I will check very carefully every allegation that Mrs Carnell made today; but members should, having listened to this debate for three days, have noted that pattern. Allegations were made on Tuesday; I came in on Wednesday and tabled documents from my department showing where many of those statements were wrong, refuting them and reconciling them. I gave to this house the advice which was given to me. New allegations were made on Wednesday; I came in today and tabled the department's advice on that. In Mrs Carnell's attack today we have a whole new set of allegations. As Mr Humphries pointed out, she completely steered clear of the allegation, "You have conned us over the beds at Calvary". The documents that I tabled at the end of question time prove that Mrs Carnell had knowledge of this in 1991, because she was a member of the Board of Health, which endorsed that report. I wonder, Madam Speaker and members, if I had kept them in my back pocket until we were on the censure motion, whether Mrs Carnell would have been as silent on those Calvary beds or whether she would have said in the parliament what she was saying to the TV cameras at lunchtime and what she was saying to the Canberra Times last night, as reported this morning, namely, "The Minister has been conning you over those 20 beds at Calvary; they have never been included". Now she says, "I always knew that they had been included". Who is conning whom?

Madam Speaker, as I said, again at question time, I come into the house and give the information that is given to me by officials. When it is questioned by members I go away, have the members' allegations looked at, and come back and report to the house. I am not in a position to refute all the allegations that Mrs Carnell made some 15 minutes ago in relation to the beds that I identified yesterday, other than that, in relation to Mrs Carnell's unequivocal statement that the four oncology beds were not and had not been opened, I am told by the department that that was - a term for manure. We will check, and I will come back into this house at the next sitting with, or release to members before, the response from departmental officials.

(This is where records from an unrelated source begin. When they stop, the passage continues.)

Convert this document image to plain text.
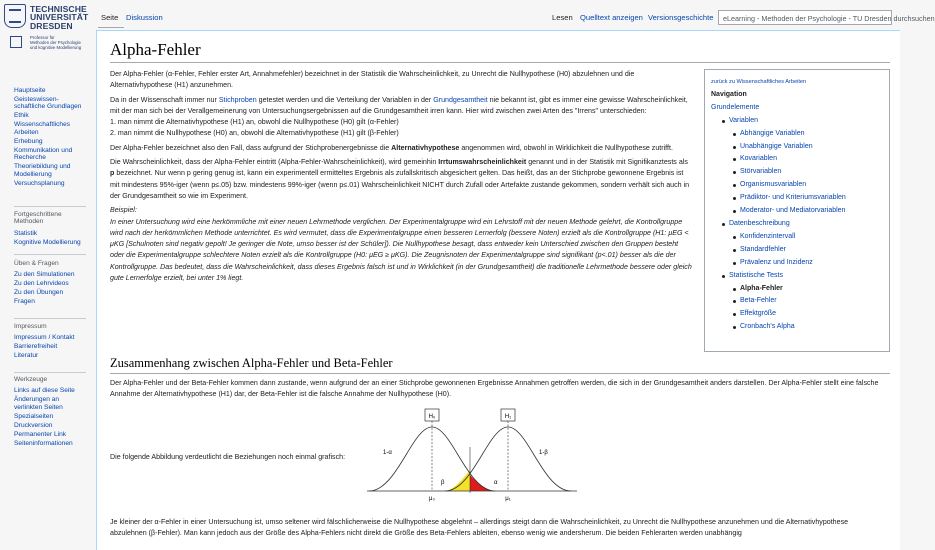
TECHNISCHE
UNIVERSITÄT
DRESDEN
Professur für
Methoden der Psychologie
und kognitive Modellierung
Hauptseite
Geisteswissen-schaftliche Grundlagen
Ethik
Wissenschaftliches Arbeiten
Erhebung
Kommunikation und Recherche
Theoriebildung und Modellierung
Versuchsplanung
Fortgeschrittene Methoden
Statistik
Kognitive Modellierung
Üben & Fragen
Zu den Simulationen
Zu den Lehrvideos
Zu den Übungen
Fragen
Impressum
Impressum / Kontakt
Barrierefreiheit
Literatur
Werkzeuge
Links auf diese Seite
Änderungen an verlinkten Seiten
Spezialseiten
Druckversion
Permanenter Link
Seiteninformationen
Seite Diskussion	Lesen Quelltext anzeigen Versionsgeschichte	eLearning - Methoden der Psychologie - TU Dresden durchsuchen
Alpha-Fehler

Der Alpha-Fehler (α-Fehler, Fehler erster Art, Annahmefehler) bezeichnet in der Statistik die Wahrscheinlichkeit, zu Unrecht die Nullhypothese (H0) abzulehnen und die Alternativhypothese (H1) anzunehmen.

Da in der Wissenschaft immer nur Stichproben getestet werden und die Verteilung der Variablen in der Grundgesamtheit nie bekannt ist, gibt es immer eine gewisse Wahrscheinlichkeit, mit der man sich bei der Verallgemeinerung von Untersuchungsergebnissen auf die Grundgesamtheit irren kann. Hier wird zwischen zwei Arten des "Irrens" unterschieden:
1. man nimmt die Alternativhypothese (H1) an, obwohl die Nullhypothese (H0) gilt (α-Fehler)
2. man nimmt die Nullhypothese (H0) an, obwohl die Alternativhypothese (H1) gilt (β-Fehler)

Der Alpha-Fehler bezeichnet also den Fall, dass aufgrund der Stichprobenergebnisse die Alternativhypothese angenommen wird, obwohl in Wirklichkeit die Nullhypothese zutrifft.

Die Wahrscheinlichkeit, dass der Alpha-Fehler eintritt (Alpha-Fehler-Wahrscheinlichkeit), wird gemeinhin Irrtumswahrscheinlichkeit genannt und in der Statistik mit Signifikanztests als p bezeichnet. Nur wenn p gering genug ist, kann ein experimentell ermitteltes Ergebnis als zufallskritisch abgesichert gelten. Das heißt, das an der Stichprobe gewonnene Ergebnis ist mit mindestens 95%-iger (wenn p≤.05) bzw. mindestens 99%-iger (wenn p≤.01) Wahrscheinlichkeit NICHT durch Zufall oder Artefakte zustande gekommen, sondern verhält sich auch in der Grundgesamtheit so wie im Experiment.

Beispiel:
In einer Untersuchung wird eine herkömmliche mit einer neuen Lehrmethode verglichen. Der Experimentalgruppe wird ein Lehrstoff mit der neuen Methode gelehrt, die Kontrollgruppe wird nach der herkömmlichen Methode unterrichtet. Es wird vermutet, dass die Experimentalgruppe einen besseren Lernerfolg (bessere Noten) erzielt als die Kontrollgruppe (H1: μEG < μKG [Schulnoten sind negativ gepolt! Je geringer die Note, umso besser ist der Schüler]). Die Nullhypothese besagt, dass entweder kein Unterschied zwischen den Gruppen besteht oder die Experimentalgruppe schlechtere Noten erzielt als die Kontrollgruppe (H0: μEG ≥ μKG). Die Zeugnisnoten der Experimentalgruppe sind signifikant (p<.01) besser als die der Kontrollgruppe. Das bedeutet, dass die Wahrscheinlichkeit, dass dieses Ergebnis falsch ist und in Wirklichkeit (in der Grundgesamtheit) die traditionelle Lehrmethode bessere oder gleich gute Lernerfolge erzielt, bei unter 1% liegt.

zurück zu Wissenschaftliches Arbeiten
Navigation
Grundelemente
Variablen
Abhängige Variablen
Unabhängige Variablen
Kovariablen
Störvariablen
Organismusvariablen
Prädiktor- und Kriteriumsvariablen
Moderator- und Mediatorvariablen
Datenbeschreibung
Konfidenzintervall
Standardfehler
Prävalenz und Inzidenz
Statistische Tests
Alpha-Fehler
Beta-Fehler
Effektgröße
Cronbach's Alpha
Zusammenhang zwischen Alpha-Fehler und Beta-Fehler
Der Alpha-Fehler und der Beta-Fehler kommen dann zustande, wenn aufgrund der an einer Stichprobe gewonnenen Ergebnisse Annahmen getroffen werden, die sich in der Grundgesamtheit anders darstellen. Der Alpha-Fehler stellt eine falsche Annahme der Alternativhypothese (H1) dar, der Beta-Fehler ist die falsche Annahme der Nullhypothese (H0).
Die folgende Abbildung verdeutlicht die Beziehungen noch einmal grafisch:
H₀	H₁
1-α	1-β
β	α
μ₀	μ₁
Je kleiner der α-Fehler in einer Untersuchung ist, umso seltener wird fälschlicherweise die Nullhypothese abgelehnt – allerdings steigt dann die Wahrscheinlichkeit, zu Unrecht die Nullhypothese anzunehmen und die Alternativhypothese abzulehnen (β-Fehler). Man kann jedoch aus der Größe des Alpha-Fehlers nicht direkt die Größe des Beta-Fehlers ableiten, ebenso wenig wie andersherum. Die beiden Fehlerarten werden unabhängig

As I said in question time, the sort of attack we have had all this week on this matter is something better dealt with in the Estimates Committee. If the Opposition was saying that I knew a certain set of facts and came in and made up other facts, or if the Opposition was alleging that the department had advised me of X and I came in and said Y, that is a very proper basis for censure. I accept that. In fact, the Opposition is saying, "The Minister keeps coming back to the parliament and telling us what the department is telling him. He even tables the documents, but we reckon that the documents are wrong; we do not like the methodology that has been used". They are issues that are best dealt with by the officials through the Estimates Committee. I am more than happy for us to spend as much time as you would like on that. How and why do we count beds in hospitals? We are trying, increasingly, to get better at it. Like all things in ACT Health, we are trying to get better at it; and we consistently are.